In early cirrhosis, it may be possible to reduce damage to the liver by treating the underlying cause. The options include:
  • Treatment for alcohol dependency. It is vital for people with cirrhosis to quit alcohol since the amount of alcohol is harmful to the liver. Your doctor may recommend a treatment program for alcohol addiction to help you stop.
  • Weight loss. People with cirrhosis caused by nonalcoholic fatty liver disease may become healthier if they lose weight and control their blood sugar levels.
  • Medications to control hepatitis. Medications may limit further damage to liver cells caused by hepatitis B or C through specific treatment of these viruses.
  • Medications to control other causes and symptoms of cirrhosis. Medications may slow the progression of certain types of liver cirrhosis.

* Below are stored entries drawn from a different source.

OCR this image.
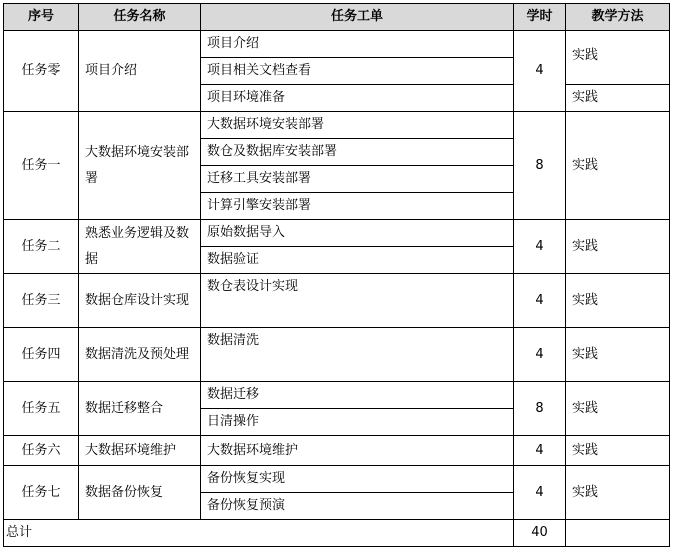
序号	任务名称	任务工单	学时	教学方法
任务零	项目介绍	项目介绍	4	实践
		项目相关文档查看		
		项目环境准备		实践
任务一	大数据环境安装部署	大数据环境安装部署	8	实践
		数仓及数据库安装部署		
		迁移工具安装部署		
		计算引擎安装部署		
任务二	熟悉业务逻辑及数据	原始数据导入	4	实践
		数据验证		
任务三	数据仓库设计实现	数仓表设计实现	4	实践
任务四	数据清洗及预处理	数据清洗	4	实践
任务五	数据迁移整合	数据迁移	8	实践
		日清操作		
任务六	大数据环境维护	大数据环境维护	4	实践
任务七	数据备份恢复	备份恢复实现	4	实践
		备份恢复预演		
总计			40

Treatment for complications of Cirrhosis of the Liver 

Your doctor will work to treat any complications of cirrhosis, including:
  • Excess fluid in your body. A diet low in sodium may be recommended and medication to prevent fluid buildup in the body may help control ascites and swelling. Severe fluid buildup may require procedures to drain the fluid.
  • Portal hypertension. Certain blood pressure medications may control increased pressure in the veins that supply the liver and prevent severe bleeding.
  • You may receive antibiotics or other treatments for infections. Your doctor also is likely to recommend vaccinations for influenza, pneumonia and hepatitis.
  • Increased liver cancer risk. Your doctor will likely recommend periodic blood tests and ultrasound exams to look for signs of liver cancer.

Liver transplant surgery

When the liver ceases to function in advanced cases of cirrhosis, a liver transplant may be the only treatment option. A liver transplant is a procedure to replace your liver with a healthy liver from a deceased donor or with part of a liver from a living donor. Cirrhosis is one of the most common reasons for a liver transplant. Candidates for liver transplant have extensive testing to determine whether they are healthy enough to have a good outcome following surgery.